Una última súplica volvió a cambiar su cita con la gente, ya no sería a las nueve de la noche. Ya no sería esa noche: “Esto me toma de sorpresa… Jamás mi corazón de humilde mujer argentina pensé que podía aceptar ese puesto. Denme tiempo para anunciar mi decisión a todo el país en cadena”. Todo había terminado. Sobre la lenta desconcentración, flotaba la incertidumbre, el desconcierto. ¿Había aceptado o no? ¿Iba a hacer lo que el pueblo decidiera o no? ¿Cuándo iba a hablar por cadena nacional?

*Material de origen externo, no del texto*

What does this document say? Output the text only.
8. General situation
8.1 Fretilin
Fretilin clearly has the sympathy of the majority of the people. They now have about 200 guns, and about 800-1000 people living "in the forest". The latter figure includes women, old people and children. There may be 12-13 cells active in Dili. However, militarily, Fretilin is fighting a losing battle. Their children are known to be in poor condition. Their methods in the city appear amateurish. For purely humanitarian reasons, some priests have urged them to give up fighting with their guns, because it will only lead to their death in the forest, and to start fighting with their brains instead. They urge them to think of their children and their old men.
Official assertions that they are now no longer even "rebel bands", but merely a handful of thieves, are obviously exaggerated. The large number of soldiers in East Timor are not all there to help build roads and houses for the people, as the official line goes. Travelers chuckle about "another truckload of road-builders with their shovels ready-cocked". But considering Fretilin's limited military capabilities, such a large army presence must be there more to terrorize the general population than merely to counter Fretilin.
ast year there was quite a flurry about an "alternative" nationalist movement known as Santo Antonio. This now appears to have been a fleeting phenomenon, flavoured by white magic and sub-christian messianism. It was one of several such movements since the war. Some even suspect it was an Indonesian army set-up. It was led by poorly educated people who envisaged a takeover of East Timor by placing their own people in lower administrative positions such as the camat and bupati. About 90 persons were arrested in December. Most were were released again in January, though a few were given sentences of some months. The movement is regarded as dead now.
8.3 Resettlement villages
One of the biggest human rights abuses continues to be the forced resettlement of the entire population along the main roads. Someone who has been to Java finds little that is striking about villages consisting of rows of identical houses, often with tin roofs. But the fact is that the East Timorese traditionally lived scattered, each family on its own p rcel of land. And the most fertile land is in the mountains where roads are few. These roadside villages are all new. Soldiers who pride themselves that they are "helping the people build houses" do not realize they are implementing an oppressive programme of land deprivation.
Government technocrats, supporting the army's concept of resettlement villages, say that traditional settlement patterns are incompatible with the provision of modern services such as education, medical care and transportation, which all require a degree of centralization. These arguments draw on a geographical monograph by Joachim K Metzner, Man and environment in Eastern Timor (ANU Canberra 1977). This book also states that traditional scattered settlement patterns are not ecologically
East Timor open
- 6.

Lo hizo recién el 31 de agosto, nueve días después. Al mediodía, en la residencia presidencial de la calle Austria, grabó con una voz ronca y entristecida el mensaje que fue emitido por la cadena nacional de radiodifusión a las ocho y media de la noche. Las primeras líneas lo decían todo: “Quiero comunicar al pueblo argentino mi decisión irrevocable de renunciar al honor con que los trabajadores y el pueblo de mi patria quisieron honrarme en el histórico Cabildo Abierto del 22 de agosto”.
Luego dijo que su determinación, “surge de lo más íntimo de mi conciencia y por eso es totalmente libre y tiene toda la fuerza de mi voluntad definitiva”. Habló de sus años al lado de Perón y “al servicio de los descamisados, que son los humildes y los trabajadores”. Y luego cerró, ¿era consciente de que su vida huía de sus manos?, con un retrato testamentario, sencillo y concluyente: “No tenía entonces ni tengo en estos momentos más que una sola ambición, una sola y gran ambición personal: que de mí se diga, cuando se escriba el capítulo maravilloso que la historia dedicará seguramente a Perón, que hubo al lado de Perón una mujer que se dedicó a llevar al presidente las esperanzas del pueblo, y que, a esa mujer, el pueblo la llamaba cariñosamente Evita. Eso es lo que yo quiero ser”.
Eva Perón murió de cáncer once meses después, el 26 de julio de 1952. Tenía treinta y tres años.